OTTAWA – Political columnist Richard Gwyn’s second book on Canada’s first prime minister has won the $25,000 Shaughnessy Cohen Prize for Political Writing.

The Writers’ Trust of Canada announced “Nation Maker: Sir John A. Macdonald: His Life, Our Times; Volume Two: 1867-1891” (Random House Canada) as the winner of the 12th annual honour Wednesday at the Politics and the Pen Gala in Ottawa.

An officer of the Order of Canada, the Toronto-based Gwyn won the 2008 Charles Taylor Prize for his first volume on Macdonald, “The Man Who Made Us.” That volume covered Macdonald from his birth in Scotland in 1815 to his achievement of Confederation in 1867.

The second volume, which covers Macdonald’s time as prime minister until his death in 1891, was also was a finalist for a Governor General’s non-fiction award and the Hilary Weston Writers’ Trust Prize for Nonfiction.

“In ‘Nation Maker,’ Richard Gwyn gives us a politician who was far more shrewd and tough than either the debonair image he himself cultivated or the caricature imprinted on too much of our history,” Shaughnessy Cohen Prize jury members David Akin, Charlotte Gray, and Janice Gross Stein said in a statement.

“Gwyn shows how Macdonald built a nation out of a reluctant union of impoverished colonies, and shaped the Canada we know today.”

Gwyn writes on international and national affairs for the Toronto Star.

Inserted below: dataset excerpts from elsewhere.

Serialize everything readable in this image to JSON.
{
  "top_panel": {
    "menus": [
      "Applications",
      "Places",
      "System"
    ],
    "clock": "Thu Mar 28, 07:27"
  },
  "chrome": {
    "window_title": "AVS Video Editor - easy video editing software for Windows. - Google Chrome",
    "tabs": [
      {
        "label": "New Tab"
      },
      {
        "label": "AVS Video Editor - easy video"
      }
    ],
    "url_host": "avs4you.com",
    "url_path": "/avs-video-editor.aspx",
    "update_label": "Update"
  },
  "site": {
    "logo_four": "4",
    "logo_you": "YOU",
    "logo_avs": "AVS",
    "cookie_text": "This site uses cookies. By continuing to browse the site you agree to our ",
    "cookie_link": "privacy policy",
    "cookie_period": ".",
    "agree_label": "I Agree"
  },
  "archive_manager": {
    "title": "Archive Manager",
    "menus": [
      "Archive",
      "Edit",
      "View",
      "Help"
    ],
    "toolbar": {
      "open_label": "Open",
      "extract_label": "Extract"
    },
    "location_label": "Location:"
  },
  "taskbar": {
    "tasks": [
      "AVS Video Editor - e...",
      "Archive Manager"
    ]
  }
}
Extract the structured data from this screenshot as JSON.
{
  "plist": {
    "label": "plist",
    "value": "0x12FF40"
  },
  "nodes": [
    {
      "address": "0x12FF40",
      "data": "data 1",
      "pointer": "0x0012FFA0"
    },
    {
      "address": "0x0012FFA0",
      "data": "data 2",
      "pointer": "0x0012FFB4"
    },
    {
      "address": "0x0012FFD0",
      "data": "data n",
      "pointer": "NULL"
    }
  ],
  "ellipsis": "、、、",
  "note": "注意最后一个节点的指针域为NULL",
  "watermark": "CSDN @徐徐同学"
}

He beat out four other finalists for the Shaughnessy Cohen Prize, who each received $2,500.

They were Ron Graham for “The Last Act: Pierre Trudeau, the Gang of Eight, and the Fight for Canada”; Max and Monique Nemni (authors), George Tombs (translator) for “Trudeau Transformed: The Shaping of a Statesman, 1944–1965”; Andrew Nikiforuk for “Empire of the Beetle: How Human Folly and a Tiny Bug Are Killing North America’s Great Forests”; and Jacques Poitras for “Imaginary Line: Life on an Unfinished Border.”